Fads come and go, but olive oil is eternal, or so it would seem. An essential element of nutrition and social survival among all peoples in Mediterranean culture, olive oil has existed for at least 4000 years, if not more. Archeological evidence of prehistoric oil lamps shows that long before proper edible oil had been perfected by about 2000 B.C., the crude greasy muck extracted by pre-agricultural man was necessary to create light and banish darkness. Man needed to keep the terrors of the night at bay...this need for oil and light carried through into modern times, when many inedible oils were used for home illumination in many Mediterranean rural areas until well after WWII.
High-quality oils and their fruit-bearing trees have always maintained multiple uses: alimentary, medicinal and cosmetic. Oils also provide deeply-rooted symbols in religions and mythologies... Noah’s olive branch, sacred ritual anointings, Odysseus’ olive tree trunk marriage bed, even a recently-founded Italian progressive political party, to name but a few.
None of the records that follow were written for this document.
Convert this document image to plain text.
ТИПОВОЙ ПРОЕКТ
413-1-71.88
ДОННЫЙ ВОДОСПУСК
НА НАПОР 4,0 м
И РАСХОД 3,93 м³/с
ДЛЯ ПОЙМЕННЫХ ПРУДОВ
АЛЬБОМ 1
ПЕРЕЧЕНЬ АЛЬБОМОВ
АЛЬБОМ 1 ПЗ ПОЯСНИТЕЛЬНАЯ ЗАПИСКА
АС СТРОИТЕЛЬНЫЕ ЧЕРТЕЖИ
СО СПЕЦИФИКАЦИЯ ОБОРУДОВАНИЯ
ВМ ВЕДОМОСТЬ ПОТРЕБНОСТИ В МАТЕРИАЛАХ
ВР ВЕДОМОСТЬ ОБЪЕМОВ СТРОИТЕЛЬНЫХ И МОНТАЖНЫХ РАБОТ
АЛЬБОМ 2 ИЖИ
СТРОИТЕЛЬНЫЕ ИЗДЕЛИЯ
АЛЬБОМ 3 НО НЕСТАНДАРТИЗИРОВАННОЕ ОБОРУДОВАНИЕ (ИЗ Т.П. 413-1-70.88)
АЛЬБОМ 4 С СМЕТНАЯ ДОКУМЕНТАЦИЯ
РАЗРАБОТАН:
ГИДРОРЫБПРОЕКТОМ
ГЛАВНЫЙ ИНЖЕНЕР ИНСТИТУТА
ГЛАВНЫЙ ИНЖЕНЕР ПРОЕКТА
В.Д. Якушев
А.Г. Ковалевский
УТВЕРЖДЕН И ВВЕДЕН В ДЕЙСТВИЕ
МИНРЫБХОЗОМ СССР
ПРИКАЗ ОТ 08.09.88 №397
By the time of Moses, around 1800 B.C., olive cultivation and olive oil production had spread to all then-known arable lands around the Mediterranean, an economy carried far afield many centuries later by Roman expansion.
Many different kinds of trees and fruits were born from this expansion, partly thanks to natural selection in different soils and climates, partly by empirical observation and grafting for desirable traits, creating some of the first hybrid trees in agricultural practice. During the many centuries between the rule of Caesar and Napoleon, nearly all of the then-populated Italian peninsula below certain temperature limits erupted in beautiful olive trees bearing fruits of widely different characteristics. Today oils from the lands around Lake Garda in the north are the lightest, those from Liguria the fruitiest, the Tuscan oils providing the most balance, with robust consistency and durability, the Apulian oils are the most peppery, and so forth. The Mediterranean diet has already been proven to be highly effective and healthy, a diet based just on these very oils.
HISTORY
Modern-day olive trees have been tied back to their ancestral trees found in south-central France, and carbon-dated to about 50 million years ago. Olive-tree fossils have even turned up in the Sahara Desert. Prehistoric man likely ate the small, harsh, bitter olives found on wild trees. After roughly 2000 B.C., olive culture and the complicated science of oil extraction spread outward from the eastern Mediterranean basin into Anatolia, Egypt and Greece. Much later, by the 1st century B.C., olive oil production had become so vital to Rome that thousands of Greek slaves, trained and specialized in these arts, worked vast estates for domestic use in the endless empire and for export to the barbarian north.
After the fall of Rome in the 5th century A.D., Italian production fell on hard times and eventually all but disappeared, but the Arabs in Spain not only carried on old traditions but developed new and improved extraction methods. Around the year 1000, new enthusiasm and importance was allotted to this vital economy, beginning in Tuscany near Florence and Siena. The industry found fertile ground particularly in at first in Tuscany, but soon, by about 1300, all over the peninsula. Not only did good extra-virgin oil become an indispensable staple of diets but also an index of prosperity, even of wealth. Ever since about 1880, all of southern Italian agriculture has been focused on oil production in great quantities, with less attention to quality. For long now the extra-virgin oils of the Center and South, particularly of Tuscany, Umbria, Sicily, and Puglia have led in quality by unbeatable margins, as is recognized by demanding gourmets the world over.